Now it is mistaken, we know, to weigh what is ideally right against apparent advantage when the two things are in conflict. And apparent advantage should equally not be weighed against this ’second-class’ sort of right which is cultivated by everyone who aspires to a reputation for goodness. For we are morally bound to cherish and observe the degree of right which comes within our comprehension just as carefully as the ideally wise man is obliged to cherish what is right in the full and ideal sense of the word. Because that is the only way in which we can maintain whatever progress we have made towards achieving goodness.
So much then for people who fulfil their moral obligations sufficiently well to be regarded as good. But those who habitually weigh the right course against what they regard as advantageous are in quite a different category. Unlike good men, they judge everything by profits and gains, which seem to them just as valuable as what is right. Panaetius observed that people often doubtingly weigh those two things against one another. I am sure he meant just what he said: that they often do this, not that they ought to. For preferring advantage to right is not the only crime. It is also sinful even to attempt a comparison between the two things – even to hesitate between them.
But can there be any sort of contingency warranting doubts and special consideration? I believe that there can; certain situations are perplexingly difficult to assess. On occasion, a course of action generally regarded as wrong turns out not to be wrong after all. Let me quote a particular instance, which admits of a wider application. There could be no more terrible crime than to kill someone who is not merely a fellow human being but a close friend. Yet surely someone who kills a tyrant, however close friends the two men have been, has not committed a crime. At any rate the people of Rome do not think so, since they regard that deed3 which was done as the most splendid of all noble actions. Has advantage then, in this case, prevailed over right? No; advantage has come from right.

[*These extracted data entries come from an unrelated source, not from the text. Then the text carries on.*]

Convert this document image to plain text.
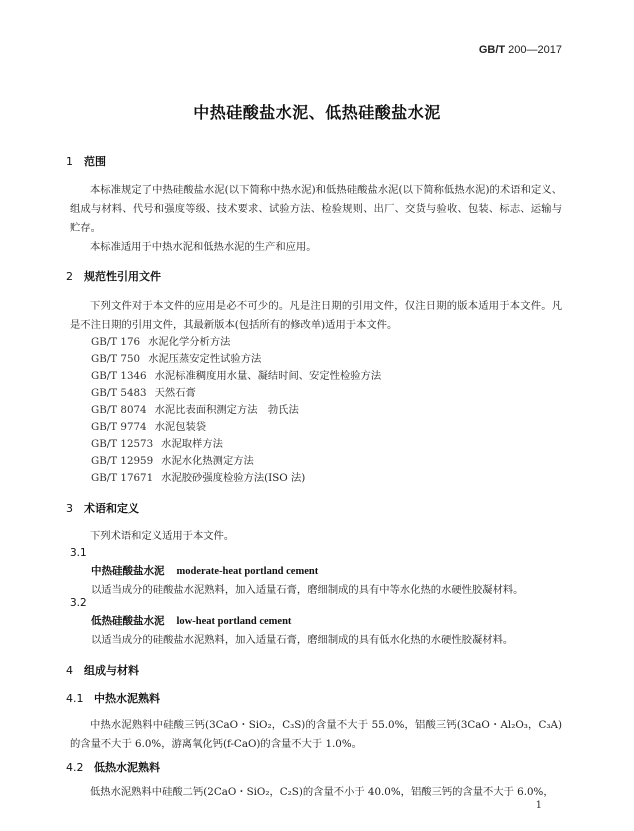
GB/T 200—2017
中热硅酸盐水泥、低热硅酸盐水泥
1 范围
本标准规定了中热硅酸盐水泥(以下简称中热水泥)和低热硅酸盐水泥(以下简称低热水泥)的术语和定义、组成与材料、代号和强度等级、技术要求、试验方法、检验规则、出厂、交货与验收、包装、标志、运输与贮存。
本标准适用于中热水泥和低热水泥的生产和应用。
2 规范性引用文件
下列文件对于本文件的应用是必不可少的。凡是注日期的引用文件，仅注日期的版本适用于本文件。凡是不注日期的引用文件，其最新版本(包括所有的修改单)适用于本文件。
GB/T 176 水泥化学分析方法
GB/T 750 水泥压蒸安定性试验方法
GB/T 1346 水泥标准稠度用水量、凝结时间、安定性检验方法
GB/T 5483 天然石膏
GB/T 8074 水泥比表面积测定方法　勃氏法
GB/T 9774 水泥包装袋
GB/T 12573 水泥取样方法
GB/T 12959 水泥水化热测定方法
GB/T 17671 水泥胶砂强度检验方法(ISO 法)
3 术语和定义
下列术语和定义适用于本文件。
3.1
中热硅酸盐水泥 moderate-heat portland cement
以适当成分的硅酸盐水泥熟料，加入适量石膏，磨细制成的具有中等水化热的水硬性胶凝材料。
3.2
低热硅酸盐水泥 low-heat portland cement
以适当成分的硅酸盐水泥熟料，加入适量石膏，磨细制成的具有低水化热的水硬性胶凝材料。
4 组成与材料
4.1 中热水泥熟料
中热水泥熟料中硅酸三钙(3CaO・SiO₂，C₃S)的含量不大于 55.0%，铝酸三钙(3CaO・Al₂O₃，C₃A)的含量不大于 6.0%，游离氧化钙(f-CaO)的含量不大于 1.0%。
4.2 低热水泥熟料
低热水泥熟料中硅酸二钙(2CaO・SiO₂，C₂S)的含量不小于 40.0%，铝酸三钙的含量不大于 6.0%，
1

All the same, there are occasions on which advantage, as we understand the term, will give the impression of clashing with what we interpret as right. In order to avoid mistaken conclusions when this happens, we must establish some rule to guide us in comparing the two things, and to keep us true to our obligations. That rule will be in accordance with the teaching and system of the Stoics. They are my models in this work; and I will tell you why. It is true that the earlier members of the Academy and your Peripatetics (who were once indistinguishable1 from them) regard right as preferable to apparent advantage. But the Stoics go further, and actually identify advantage with right, insisting that a thing must be right before it can be advantageous. This treatment of the subject is more impressive than the Peripatetic and earlier Academic belief that some particular good actions may not be advantageous and some advantageous actions may not be good. I, however, belong to the New Academy, which allows wide latitude to adopt any theory supported by probability.